Medo de avião

11 de janeiro de 2014

Historias de avião.

Não é de hoje que morro de medo de avião. Basta ele decolar, e o suplício começa. Não tenho nenhum problema em confessar: se puder evitar, vou a pé, de ônibus. Se não nasci com asas, pra que arriscar? Já viajei pelas asas da Panair, da Cruzeiro do Sul, da Paraense. Os Electra da ponte aérea. Tempos depois, Sadia, Transbrasil, Vasp, Varig, Taba… Agora a TAM, Gol, Azul… Foram tantas companhias, tantos aviões, que até perdi a conta. Desnecessário falar sobre a crise aérea que tomou de roldão o País. Filas quilométricas, esperas inevitáveis. E a duvida cruel: Quando, como, de que maneira chegaremos?
A primeira vez que me dei conta do risco de viajar de avião, foi na década de 60, quando um Hirondelle da Paraense despencou na Baia de Guajará. Conhecido meu, apenas o Coronel Ludugero – personagem folclórico da época. Muito tempo depois, o fatídico 727 da Varig, aquele do Comandante Garcez, que caiu nas matas do Mato Grosso. Dentre os doze mortos: Graça, uma vizinha do Ismênia, Zé Luis, um colega do colégio, e o irmão do meu amigo Nagib Mutran.
A mais inusitada experiência aérea aconteceu há uns 15 anos, ao embarcar um voo para Macapá. Embarquei cedinho, com o intuito de tentar receber uma divida antiga. Cheguei à casa do caloteiro lá pelas 7 da matina. Bati na porta, e a mãe dele me recebeu desconfiada.
– O Matheus se encontra?
– Pera lá, vou ver.
– Filho.
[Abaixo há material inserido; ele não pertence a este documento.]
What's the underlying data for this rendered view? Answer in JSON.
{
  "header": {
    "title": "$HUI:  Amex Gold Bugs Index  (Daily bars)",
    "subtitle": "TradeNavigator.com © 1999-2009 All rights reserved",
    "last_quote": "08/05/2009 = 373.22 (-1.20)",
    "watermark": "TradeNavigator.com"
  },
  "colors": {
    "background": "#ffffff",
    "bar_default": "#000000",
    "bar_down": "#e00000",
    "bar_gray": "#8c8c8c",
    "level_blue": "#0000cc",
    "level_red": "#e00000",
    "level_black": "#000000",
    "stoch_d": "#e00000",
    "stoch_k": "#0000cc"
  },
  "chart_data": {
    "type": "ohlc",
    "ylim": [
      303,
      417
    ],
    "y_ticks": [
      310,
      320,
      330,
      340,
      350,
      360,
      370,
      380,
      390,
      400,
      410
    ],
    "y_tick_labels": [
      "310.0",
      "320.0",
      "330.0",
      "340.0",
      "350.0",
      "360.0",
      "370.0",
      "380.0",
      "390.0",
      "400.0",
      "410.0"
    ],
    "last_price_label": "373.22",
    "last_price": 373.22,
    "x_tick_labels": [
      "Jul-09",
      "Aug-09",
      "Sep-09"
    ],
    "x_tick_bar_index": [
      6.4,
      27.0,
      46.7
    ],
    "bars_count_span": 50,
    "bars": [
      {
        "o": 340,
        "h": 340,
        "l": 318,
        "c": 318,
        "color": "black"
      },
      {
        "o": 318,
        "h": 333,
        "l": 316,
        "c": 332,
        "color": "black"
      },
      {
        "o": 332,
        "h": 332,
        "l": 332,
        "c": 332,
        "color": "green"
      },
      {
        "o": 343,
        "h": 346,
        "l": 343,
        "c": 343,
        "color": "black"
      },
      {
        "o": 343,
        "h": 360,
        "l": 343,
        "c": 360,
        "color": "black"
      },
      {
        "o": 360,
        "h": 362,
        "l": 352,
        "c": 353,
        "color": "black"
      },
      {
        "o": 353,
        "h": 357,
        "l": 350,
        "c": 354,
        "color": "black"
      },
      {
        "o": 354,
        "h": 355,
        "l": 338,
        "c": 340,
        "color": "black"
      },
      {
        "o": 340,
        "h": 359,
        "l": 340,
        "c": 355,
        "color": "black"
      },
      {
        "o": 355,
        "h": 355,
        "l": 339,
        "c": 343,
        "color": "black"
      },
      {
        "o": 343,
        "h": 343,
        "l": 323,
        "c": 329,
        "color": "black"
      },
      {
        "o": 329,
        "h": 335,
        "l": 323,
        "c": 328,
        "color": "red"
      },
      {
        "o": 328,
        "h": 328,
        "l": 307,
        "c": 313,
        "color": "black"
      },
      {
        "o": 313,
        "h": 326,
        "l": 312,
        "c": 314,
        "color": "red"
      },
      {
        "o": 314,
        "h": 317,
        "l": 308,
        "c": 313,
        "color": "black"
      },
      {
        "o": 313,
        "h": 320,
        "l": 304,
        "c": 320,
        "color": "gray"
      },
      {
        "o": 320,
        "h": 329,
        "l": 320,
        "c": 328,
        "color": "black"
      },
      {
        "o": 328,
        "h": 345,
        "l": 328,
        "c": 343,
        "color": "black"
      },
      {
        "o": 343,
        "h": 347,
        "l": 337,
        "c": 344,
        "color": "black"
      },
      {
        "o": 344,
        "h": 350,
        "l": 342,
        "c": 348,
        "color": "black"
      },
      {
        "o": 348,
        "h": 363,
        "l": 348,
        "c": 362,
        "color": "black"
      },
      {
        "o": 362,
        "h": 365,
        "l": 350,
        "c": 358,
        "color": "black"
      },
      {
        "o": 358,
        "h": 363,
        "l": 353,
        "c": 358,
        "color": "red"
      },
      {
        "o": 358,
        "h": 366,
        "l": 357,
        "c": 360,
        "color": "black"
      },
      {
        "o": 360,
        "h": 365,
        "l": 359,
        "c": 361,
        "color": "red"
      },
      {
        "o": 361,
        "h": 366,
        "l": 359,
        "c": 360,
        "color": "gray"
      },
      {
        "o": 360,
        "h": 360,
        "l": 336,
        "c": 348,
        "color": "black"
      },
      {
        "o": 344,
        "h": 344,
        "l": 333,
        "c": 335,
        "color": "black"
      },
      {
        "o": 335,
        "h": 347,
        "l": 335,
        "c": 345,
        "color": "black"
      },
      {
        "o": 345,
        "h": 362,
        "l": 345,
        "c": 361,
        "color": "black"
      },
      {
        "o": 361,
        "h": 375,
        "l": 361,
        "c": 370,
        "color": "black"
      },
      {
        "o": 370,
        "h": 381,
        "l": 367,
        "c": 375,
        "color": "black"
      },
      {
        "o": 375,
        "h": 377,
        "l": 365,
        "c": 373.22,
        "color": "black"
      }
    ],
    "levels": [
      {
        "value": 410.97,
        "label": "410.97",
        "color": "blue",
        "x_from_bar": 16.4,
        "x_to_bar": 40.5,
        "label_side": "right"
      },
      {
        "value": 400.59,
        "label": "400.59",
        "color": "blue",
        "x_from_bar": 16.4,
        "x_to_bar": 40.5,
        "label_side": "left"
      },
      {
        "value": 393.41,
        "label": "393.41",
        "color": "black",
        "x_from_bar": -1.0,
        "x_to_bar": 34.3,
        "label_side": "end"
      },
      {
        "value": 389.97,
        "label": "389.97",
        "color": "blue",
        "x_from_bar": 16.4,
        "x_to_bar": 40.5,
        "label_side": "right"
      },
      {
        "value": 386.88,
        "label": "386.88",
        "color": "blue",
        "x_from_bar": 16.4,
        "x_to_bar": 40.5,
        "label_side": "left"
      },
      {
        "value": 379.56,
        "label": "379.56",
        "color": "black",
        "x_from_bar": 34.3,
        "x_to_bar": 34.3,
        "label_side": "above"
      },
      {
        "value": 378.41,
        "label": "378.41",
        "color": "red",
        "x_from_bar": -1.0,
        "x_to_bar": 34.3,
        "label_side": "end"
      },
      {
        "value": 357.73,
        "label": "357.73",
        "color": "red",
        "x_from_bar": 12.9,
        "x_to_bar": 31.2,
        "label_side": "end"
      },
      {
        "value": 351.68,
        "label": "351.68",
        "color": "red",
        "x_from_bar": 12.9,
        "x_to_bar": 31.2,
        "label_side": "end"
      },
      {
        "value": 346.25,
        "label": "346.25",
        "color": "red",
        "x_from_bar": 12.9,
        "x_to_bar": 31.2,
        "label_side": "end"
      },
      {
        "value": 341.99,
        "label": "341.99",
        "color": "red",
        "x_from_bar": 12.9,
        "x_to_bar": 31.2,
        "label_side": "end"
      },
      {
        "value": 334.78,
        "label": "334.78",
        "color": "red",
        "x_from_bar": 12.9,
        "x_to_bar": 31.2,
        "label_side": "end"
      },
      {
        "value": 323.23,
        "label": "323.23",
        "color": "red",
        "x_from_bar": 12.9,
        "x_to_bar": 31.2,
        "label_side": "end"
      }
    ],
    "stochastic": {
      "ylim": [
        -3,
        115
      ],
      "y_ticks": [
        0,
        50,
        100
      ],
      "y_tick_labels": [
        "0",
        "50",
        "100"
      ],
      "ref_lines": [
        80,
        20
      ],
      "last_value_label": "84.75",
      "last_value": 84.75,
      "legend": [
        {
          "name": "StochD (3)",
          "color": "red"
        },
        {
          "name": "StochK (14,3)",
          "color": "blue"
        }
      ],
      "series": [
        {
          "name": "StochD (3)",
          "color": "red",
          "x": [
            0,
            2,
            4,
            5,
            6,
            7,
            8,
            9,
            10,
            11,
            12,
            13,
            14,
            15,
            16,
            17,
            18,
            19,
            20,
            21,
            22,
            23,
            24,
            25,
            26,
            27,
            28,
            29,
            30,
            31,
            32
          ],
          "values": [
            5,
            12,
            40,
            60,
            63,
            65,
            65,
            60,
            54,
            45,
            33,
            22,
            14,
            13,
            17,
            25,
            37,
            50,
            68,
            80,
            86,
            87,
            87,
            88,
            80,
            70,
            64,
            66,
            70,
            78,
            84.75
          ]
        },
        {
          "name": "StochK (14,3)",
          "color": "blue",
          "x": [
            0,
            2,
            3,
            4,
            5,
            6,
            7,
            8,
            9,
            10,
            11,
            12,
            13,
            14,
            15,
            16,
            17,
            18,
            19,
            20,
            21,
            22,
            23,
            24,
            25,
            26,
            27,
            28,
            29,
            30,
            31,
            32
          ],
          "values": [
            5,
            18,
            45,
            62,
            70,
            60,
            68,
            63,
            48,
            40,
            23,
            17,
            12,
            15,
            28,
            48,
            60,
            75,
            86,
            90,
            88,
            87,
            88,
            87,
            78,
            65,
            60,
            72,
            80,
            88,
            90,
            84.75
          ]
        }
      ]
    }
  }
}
Um tal de Denis quer falar contigo.
– Diz pra ele que eu estou dormindo.
Mal sabia ele que eu não estava no telefone.
Pego no contrapé ele aparece.
– Oi, tudo bem! Vamos entrando.
Algo me dizia que eu entraria numa fria.
Vestiu-se às pressas, e me levou pra conhecer a cidade. Malandro é florida!
– Macapá está crescendo. O Sarney está investindo na cidade, até Zona Franca já tem. Tua mulher gosta de perfume? – Quem não gosta.
Levou-me na casa de um catrepeiro – que segundo ele – lhe devia uma nota preta. Adoçou minha boca com um vidro de “Kenzo” e três cheques pré-datados voadores. Feito isso, serviu-me um almoço de rei. Ao cair da tarde, me despejou no Aeroporto. Trambiqueiro é tudo igual.
Alegre como pinto no lixo, fui fazer meu chek-in. Quem disse? A atendente comunicou que Belém não tinha teto. Para piorar a situação, eu não tinha levado roupa, escova de dentes. Enquanto matutava o que faria, avisto o Lazera, que, assim com eu, também estava lá pelo mesmíssimo motivo: tentar receber uma divida.
Vindo do nada, aparece um sujeito com cara de cobrador sugerindo: – Quem quiser ir pra Belém, a hora é agora! – Mas rapaz… Pela metade do preço, topamos todos. Eu, o Lazera, José do Carmo, Paulo Lima, uma mulher grávida e um deputado – não me perguntem o nome. Pra resumir: topamos! Na hora do embarque, a verdade. O avião era um jurássico Bandeirantes, a serviço dos Correios, abarrotado de malotes. O cobrador, na verdade, era o piloto. Sem saber, Quinze anos antes, fizemos o que a Ministra preconizou: relaxa e goza.
Foram os piores momentos que passei no ar. As únicas poltronas disponíveis eram as do piloto e a da grávida. Nós, pobres mortais, fomos “acomodados” em cima dos malotes. Levantar, nem pensar. O interior da aeronave foi feito pra anão. Nem parecia que estávamos num avião. Cigarro na boca, camisa arregaçada, braço pra fora, o piloto avisou: “se segurem, vamos decolar. Rezem pra chegarmos antes da tempestade” – Pai d´egua…
Não recebemos a divida, mas chegamos sãos e salvos. Comemoramos nosso memorável voo no saudoso Corujão.
Nélson Rodrigues estava coberto de razão: é preciso sorte até para chupar um picolé. Vai que a gente se entala com o palito.